La philosophie de Nietzsche est :

  1. perspectiviste : elle prend différentes perspectives sur les choses afin de les envisager sous des angles inédits ;
  2. fragmentaire : elle s'exprime par des aphorismes, de courts paragraphes qui ont une dimension incisive et rhétorique, et qui n'ont leur cohérence que dans un mouvement de confrontation mutuelle.

Contrairement à de nombreux philosophes, qui cherchent à fonder en vérité les énoncés scientifiques et moraux, Nietzsche propose une perspective généalogique, par quoi il faut entendre :

  1. Une attention à l'origine des jugements et des valeurs ;
  2. Une attention au développement non-linéaire et discontinu de l'histoire : une chose peut très bien venir de son contraire (comme le châtiment juridique du sentiment de vengeance) et en garder certaines caractéristiques ;
  3. Une insistance sur les valeurs plus que sur les contenus des notions.
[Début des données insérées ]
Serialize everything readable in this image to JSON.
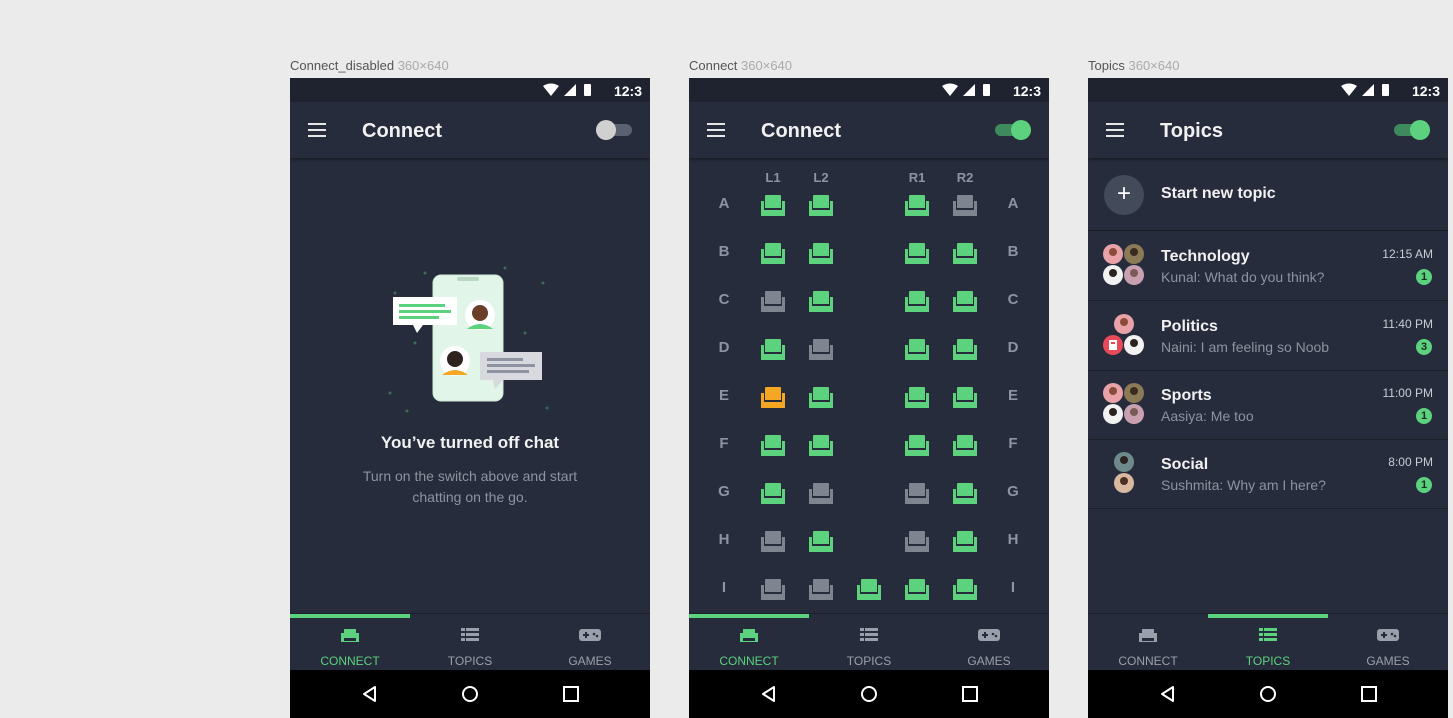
{
  "status_time": "12:3",
  "screens": [
    {
      "label": "Connect_disabled",
      "dim": "360×640",
      "title": "Connect"
    },
    {
      "label": "Connect",
      "dim": "360×640",
      "title": "Connect"
    },
    {
      "label": "Topics",
      "dim": "360×640",
      "title": "Topics"
    }
  ],
  "toggles": {
    "disabled": "off",
    "connect": "on",
    "topics": "on"
  },
  "empty": {
    "title": "You’ve turned off chat",
    "line1": "Turn on the switch above and start",
    "line2": "chatting on the go."
  },
  "seat_columns": [
    "L1",
    "L2",
    "R1",
    "R2"
  ],
  "seat_rows": [
    {
      "label": "A",
      "seats": [
        "available",
        "available",
        "",
        "available",
        "taken"
      ]
    },
    {
      "label": "B",
      "seats": [
        "available",
        "available",
        "",
        "available",
        "available"
      ]
    },
    {
      "label": "C",
      "seats": [
        "taken",
        "available",
        "",
        "available",
        "available"
      ]
    },
    {
      "label": "D",
      "seats": [
        "available",
        "taken",
        "",
        "available",
        "available"
      ]
    },
    {
      "label": "E",
      "seats": [
        "selected",
        "available",
        "",
        "available",
        "available"
      ]
    },
    {
      "label": "F",
      "seats": [
        "available",
        "available",
        "",
        "available",
        "available"
      ]
    },
    {
      "label": "G",
      "seats": [
        "available",
        "taken",
        "",
        "taken",
        "available"
      ]
    },
    {
      "label": "H",
      "seats": [
        "taken",
        "available",
        "",
        "taken",
        "available"
      ]
    },
    {
      "label": "I",
      "seats": [
        "taken",
        "taken",
        "available",
        "available",
        "available"
      ]
    }
  ],
  "seat_colors": {
    "available": "#5cd17e",
    "taken": "#7f8491",
    "selected": "#f5a623"
  },
  "new_topic_label": "Start new topic",
  "topics": [
    {
      "name": "Technology",
      "message": "Kunal: What do you think?",
      "time": "12:15 AM",
      "badge": "1"
    },
    {
      "name": "Politics",
      "message": "Naini: I am feeling so Noob",
      "time": "11:40 PM",
      "badge": "3"
    },
    {
      "name": "Sports",
      "message": "Aasiya: Me too",
      "time": "11:00 PM",
      "badge": "1"
    },
    {
      "name": "Social",
      "message": "Sushmita: Why am I here?",
      "time": "8:00 PM",
      "badge": "1"
    }
  ],
  "nav": {
    "connect": "CONNECT",
    "topics": "TOPICS",
    "games": "GAMES"
  },
  "colors": {
    "accent": "#5cd17e",
    "background": "#262c3b"
  }
}
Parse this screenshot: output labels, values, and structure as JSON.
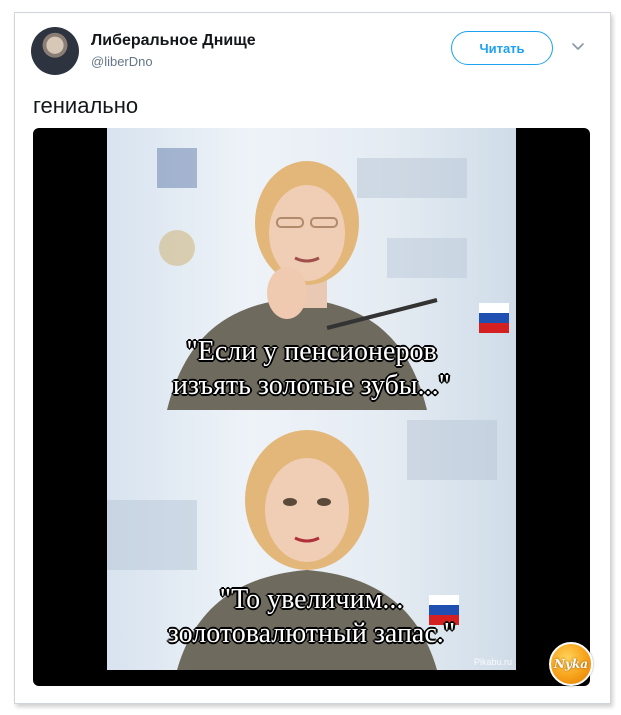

Cette perspective aboutit à déconstruire les valeurs comme réalités absolues et à les envisager dans le processus qui les a engendrées :

nous avons besoin d’une critique des valeurs morales, et la valeur de ces valeurs doit tout d’abord être mise en question — et, pour cela, il est de toute nécessité de connaître les conditions et les milieux qui leur ont donné naissance, au sein desquels elles se sont développées et déformées (la morale en tant que conséquence, symptôme, masque, tartuferie, maladie ou malentendu ; mais aussi, la morale en tant que cause, remède, stimulant, entrave, ou poison). (Généalogie de la morale, Avant-propos)

La généalogie est critique au sens où, en montrant l'origine de ce qui apparaît comme naturel et rationnel, elle en dénonce la fixation et l'absolutisation.

La généalogie implique une nouvelle conception du temps ou de l'histoire :

en tout genre d’histoire, rien n’est plus important que ce principe [...] que la cause originelle d’une chose et son utilité finale, son emploi effectif, son classement dans l’ensemble d’un système des causes finales, sont deux points séparés toto cœlo ; que quelque chose d’existant, quelque chose qui a été produit d’une façon quelconque est toujours emporté, par une puissance qui lui est supérieure, vers de nouveaux desseins, toujours mis à réquisition, armé et transformé pour un emploi nouveau ; que tout fait accompli dans le monde organique est intimement lié aux idées de subjuguer, de dominer et, encore, que toute subjugation, toute domination équivaut à une interprétation nouvelle, à un accommodement, où nécessairement le « sens » et le « but » qui subsistaient jusque-là seront obscurcis ou même effacés complètement [...] Si la forme est fluide, le « sens » l’est encore bien davantage… (Généalogie de la morale, II, 12)

S'il y a quelque chose dans le résultat qui témoigne de l'origine, le développement historique — comme organique — n'est pas le développement d'une logique préétablie : contre toute causalité finale, contre toute histoire nécessaire, Nietzsche indique que le sens des valeurs est le fruit d'une histoire complexe et contradictoire. La signification n'est pas une donnée, fixée pour l'éternité, mais une réalité mobile qui se constitue par des ruptures et des métamorphoses successives.